Russian President Dmitry Medvedev has recently presented an interestingly different perception about the state of the world stating that the artificially maintained unipolar system was based on one big centre of consumption financed by a growing deficit and thus growing debt, one formerly strong reserve currency and one dominant system of assessing assets and risks. He went on to castigate the US military presence across the world stating that it survives on what is effectively a massive subsidy by the rest of the world while the US continues to appropriate the exports, companies and real estate of the rest of the world in exchange for paper money of questionable worth.
While it is easy to dismiss the perception as Communist propaganda there is certainly more than a grain of truth in the rather provocative interpretation of the state of the unipolar world. There is no denying the fact that the global financial meltdown of the last two years is largely because of the simple fact that the unbridled consumption by the US and its citizens has been going on unchecked for an unsustainably long period.

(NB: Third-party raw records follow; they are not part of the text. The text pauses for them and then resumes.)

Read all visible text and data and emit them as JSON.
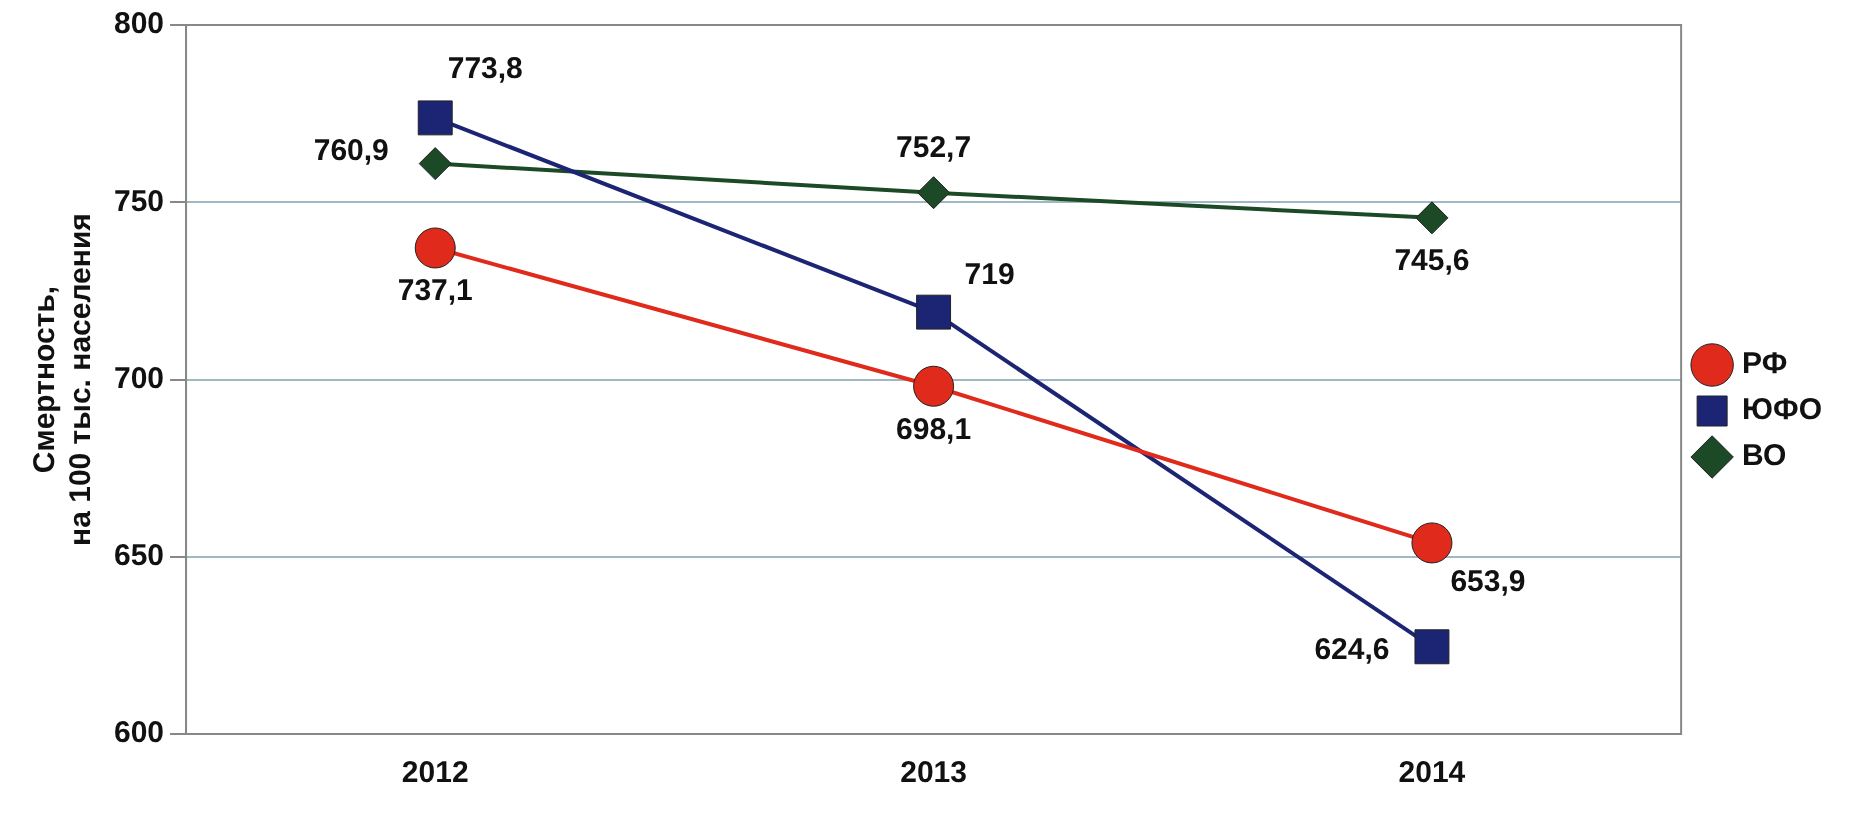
{
  "chart_data": {
    "type": "line",
    "ylabel": "Смертность,\nна 100 тыс. населения",
    "categories": [
      "2012",
      "2013",
      "2014"
    ],
    "series": [
      {
        "name": "РФ",
        "color": "#e02a1c",
        "marker": "circle",
        "values": [
          737.1,
          698.1,
          653.9
        ],
        "value_labels": [
          "737,1",
          "698,1",
          "653,9"
        ]
      },
      {
        "name": "ЮФО",
        "color": "#1c2474",
        "marker": "square",
        "values": [
          773.8,
          719,
          624.6
        ],
        "value_labels": [
          "773,8",
          "719",
          "624,6"
        ]
      },
      {
        "name": "ВО",
        "color": "#1d4a26",
        "marker": "diamond",
        "values": [
          760.9,
          752.7,
          745.6
        ],
        "value_labels": [
          "760,9",
          "752,7",
          "745,6"
        ]
      }
    ],
    "ylim": [
      600,
      800
    ],
    "yticks": [
      600,
      650,
      700,
      750,
      800
    ],
    "grid": "y",
    "legend": "right",
    "line_style": "solid"
  }
}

It is worth recapitulating the process by which the global economy currently finds itself in dire straits. Unbridled consumption by US citizens, US buyouts of foreign companies and the massive US military spending across the World — all paid for in the domestic currency of the US — find their way ultimately to the foreign central banks of the countries that have balance of payment surpluses. These dollars are effectively recycled by the central banks back to the US when they invest in “safe” financial assets like US treasury bonds.
The other alternative for these surplus countries is to let their currencies appreciate in the free market relative to the Dollar with negative ramifications on their export competitiveness, the health of their export intensive businesses and unemployment. As long as the export surplus countries continue to hoard dollars which is effectively US IOUs, despite being the world’s largest debtor country, the US does not have to undergo IMF style “structural adjustments”.

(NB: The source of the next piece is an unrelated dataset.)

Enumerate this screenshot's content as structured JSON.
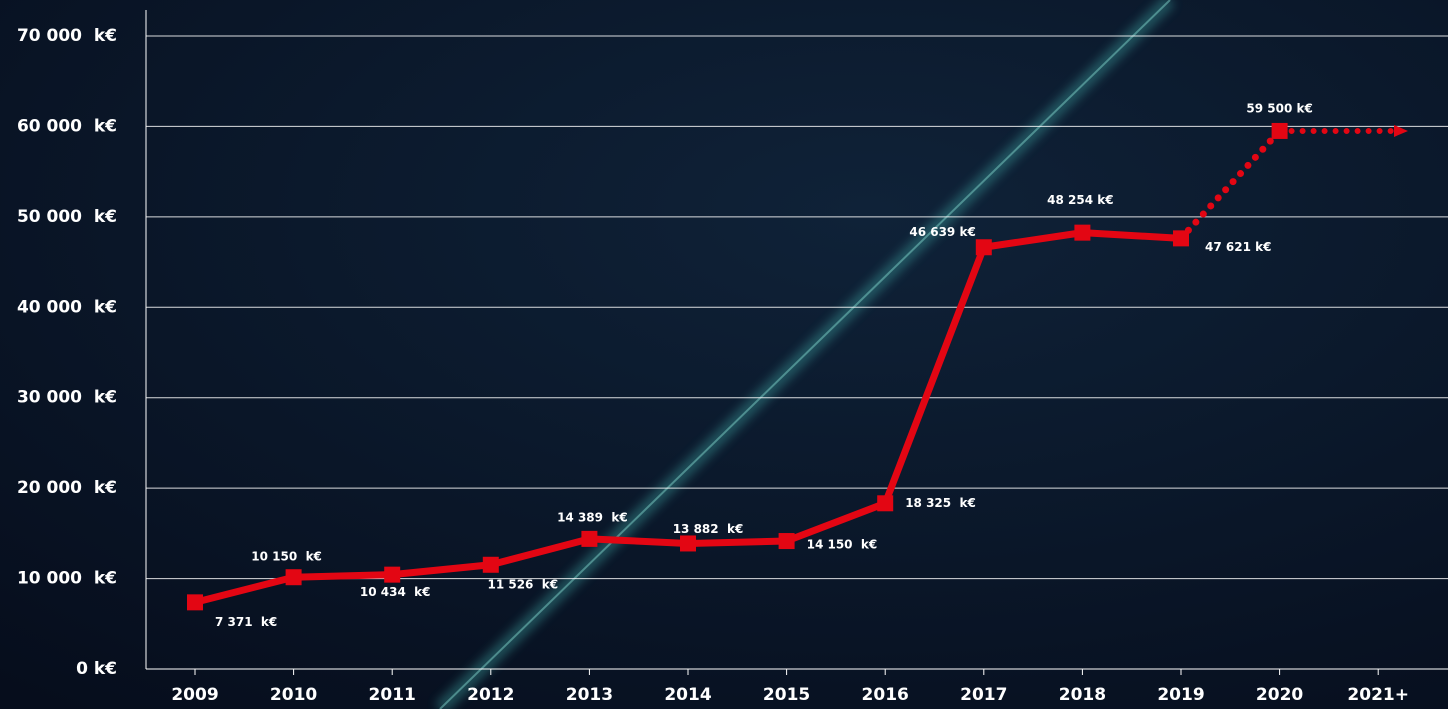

The standard prescriptions under ‘structural adjustment programmes’ are tax and interest rate hikes, currency devaluation, reduction in trade and fiscal deficits, pruning social safety nets, selling government-owned enterprises and natural resources, etc., to the satisfaction of pressing creditors. However, it is surprising to note that the US response to the financial crisis over the last two years is at complete variance to the “standard” operating procedure in a structural adjustment programme.
Indeed, to the lay observer it appears that the global reach of the mighty military prowess of the US sits rather uncomfortably with the perceptible decline in its economic strength. These apparent contradictions would possibly take decades to get reconciled but history has been witness to many events that appeared incredulous when the first undercurrents were visible.
The fall of the once mighty British pound as a reserve currency between the two World Wars, a defeated Japan in the second World War becoming an economic powerhouse, and more recently, the leap of Communist China from utter poverty to relative prosperity — all in a few decades — are examples worth recalling. It is therefore reasonable to prophecy that the longer the US continues to live off the savings of others, the more likely it is that the laws of economics would catch up with it some time.